Vous trouverez sur ce blog toutes mes humeurs poétiques, de la poésie plus ou moins libre selon l'état d'esprit du moment...
« Une poésie n’est-elle pas le seul endroit au monde où deux âmes étrangères peuvent se croiser intimement. »
Si vous souhaitez lire l’essentiel, cliquez sur l’onglet « tous mes recueils en libre accès sous format PDF »
Les écrits et les illustrations numériques sont de ma plume. Certaines de mes illustrations utilisent des photos lors de mes montages graphiques dont j’ignore les auteurs ; je reste dans ce cas ouvert pour les indiquer.
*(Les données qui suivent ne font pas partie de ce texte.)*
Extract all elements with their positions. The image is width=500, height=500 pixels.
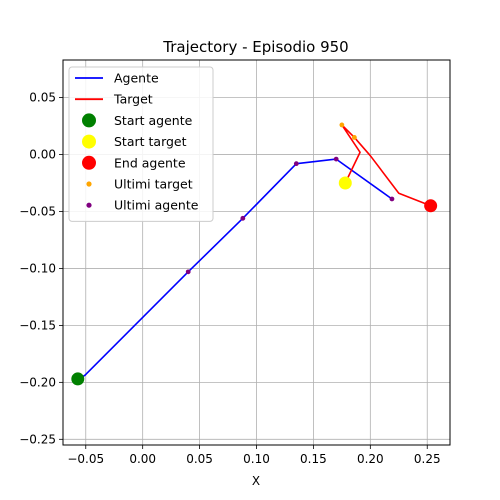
legend-label-target: Target [113,92,153,107]
legend: Agente Target Start agente Start target End … [68,66,214,222]
x-tick-label: 0.25 [414,452,441,466]
ultimi-target-point [351,135,357,140]
x-tick-label: −0.05 [67,452,104,466]
ultimi-agente-point [240,215,246,221]
x-tick-label: 0.05 [186,452,213,466]
y-tick-label: −0.15 [19,318,56,332]
legend-label-ultimi-agente: Ultimi agente [114,198,199,213]
x-tick-label: 0.00 [129,452,156,466]
ultimi-target-point [339,122,345,128]
plot-series [71,122,438,386]
legend-swatch-start-target [82,134,96,149]
legend-label-ultimi-target: Ultimi target [114,177,193,192]
y-tick-label: −0.10 [19,261,56,275]
y-tick-label: 0.00 [29,148,56,162]
y-tick-label: −0.25 [19,432,56,446]
y-tick-label: −0.20 [19,375,56,389]
x-tick-label: 0.10 [243,452,270,466]
end-agente-point [424,199,438,213]
start-target-point [338,176,352,190]
legend-swatch-end-agente [82,155,96,170]
ultimi-agente-point [185,269,191,275]
legend-label-start-target: Start target [114,134,187,149]
chart-title: Trajectory - Episodio 950 [162,38,348,56]
ultimi-agente-point [333,156,339,162]
x-tick-label: 0.15 [300,452,327,466]
y-tick-label: −0.05 [19,204,56,218]
legend-swatch-ultimi-target [86,181,92,187]
ultimi-agente-point [389,196,395,202]
ultimi-agente-point [293,161,299,167]
legend-swatch-ultimi-agente [86,202,92,208]
legend-label-start-agente: Start agente [114,113,193,128]
x-tick-label: 0.20 [357,452,384,466]
legend-label-agente: Agente [114,71,159,86]
axis-ticks: −0.05 0.00 0.05 0.10 0.15 0.20 0.25 −0.25 −0.20 −… [19,91,440,466]
start-agente-point [71,372,85,386]
legend-swatch-start-agente [82,113,96,128]
legend-label-end-agente: End agente [114,155,186,170]
x-axis-label: X [252,474,260,488]
legend-box [68,66,214,222]
y-tick-label: 0.05 [29,91,56,105]
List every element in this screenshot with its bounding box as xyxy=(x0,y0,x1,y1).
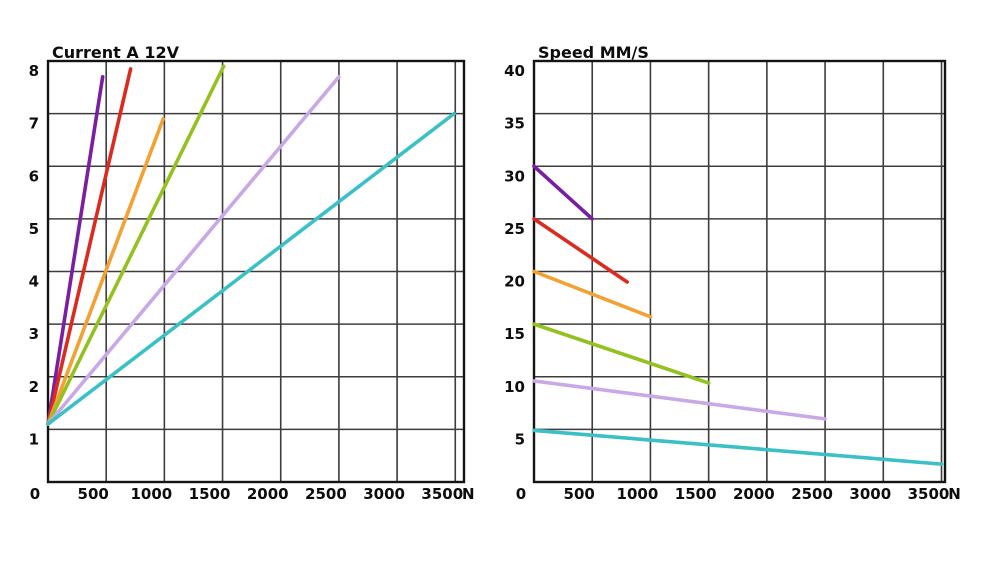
x-tick-label-2000: 2000 xyxy=(247,485,289,503)
y-tick-label-3: 3 xyxy=(29,325,39,343)
x-tick-label-2000: 2000 xyxy=(733,485,775,503)
x-tick-label-1500: 1500 xyxy=(675,485,717,503)
series-line-lavender xyxy=(532,379,827,421)
chart-current: Current A 12V 0 500 1000 1500 2000 2500 3000 35… xyxy=(29,43,475,503)
x-tick-label-3500: 3500 xyxy=(908,485,950,503)
y-tick-label-10: 10 xyxy=(504,378,525,396)
x-tick-label-500: 500 xyxy=(564,485,595,503)
chart-title-current: Current A 12V xyxy=(52,43,179,62)
y-tick-label-7: 7 xyxy=(29,115,39,133)
series-line-orange xyxy=(532,269,653,319)
y-tick-label-6: 6 xyxy=(29,167,39,185)
plot-border xyxy=(46,59,466,484)
y-tick-label-40: 40 xyxy=(504,62,525,80)
y-tick-label-25: 25 xyxy=(504,220,525,238)
x-tick-label-1000: 1000 xyxy=(617,485,659,503)
x-axis-unit-label: N xyxy=(462,485,475,503)
chart-title-speed: Speed MM/S xyxy=(538,43,649,62)
series-line-red xyxy=(532,217,629,284)
x-tick-label-2500: 2500 xyxy=(305,485,347,503)
series-line-red xyxy=(46,67,133,426)
y-tick-label-5: 5 xyxy=(29,220,39,238)
chart-speed: Speed MM/S 0 500 1000 1500 2000 2500 3000 3500 N… xyxy=(500,0,1000,564)
y-tick-label-5: 5 xyxy=(515,430,525,448)
series-line-green xyxy=(532,322,711,385)
series-line-green xyxy=(46,64,226,426)
series-line-cyan xyxy=(532,428,944,466)
x-tick-label-3000: 3000 xyxy=(849,485,891,503)
x-tick-label-3500: 3500 xyxy=(421,485,463,503)
y-tick-label-4: 4 xyxy=(29,273,39,291)
y-tick-label-8: 8 xyxy=(29,62,39,80)
y-tick-label-35: 35 xyxy=(504,115,525,133)
y-tick-label-2: 2 xyxy=(29,378,39,396)
series-line-lavender xyxy=(46,74,341,426)
y-tick-label-20: 20 xyxy=(504,273,525,291)
series-line-orange xyxy=(46,117,165,426)
y-tick-label-15: 15 xyxy=(504,325,525,343)
x-tick-label-500: 500 xyxy=(78,485,109,503)
series-line-cyan xyxy=(46,111,456,426)
y-tick-label-30: 30 xyxy=(504,167,525,185)
series-line-purple xyxy=(46,74,105,426)
x-tick-label-3000: 3000 xyxy=(363,485,405,503)
x-axis-unit-label: N xyxy=(948,485,961,503)
y-tick-label-1: 1 xyxy=(29,430,39,448)
x-tick-label-0: 0 xyxy=(30,485,40,503)
x-tick-label-1000: 1000 xyxy=(130,485,172,503)
x-tick-label-1500: 1500 xyxy=(189,485,231,503)
x-tick-label-2500: 2500 xyxy=(791,485,833,503)
x-tick-label-0: 0 xyxy=(516,485,526,503)
series-line-purple xyxy=(532,164,595,221)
Il peut arriver aussi qu'un vers se glisse et qu'il ne m'appartienne pas, par pur hasard ou pas, je l'indique lorsque je pense qu'il en est nécessaire. En bas du blog, il y a les liens concernant ceux que j'aime suivre... Attention je ne tiens pas à jour tous les liens... Et souvenez vous que la poésie est une suspension qui éclaire le monde !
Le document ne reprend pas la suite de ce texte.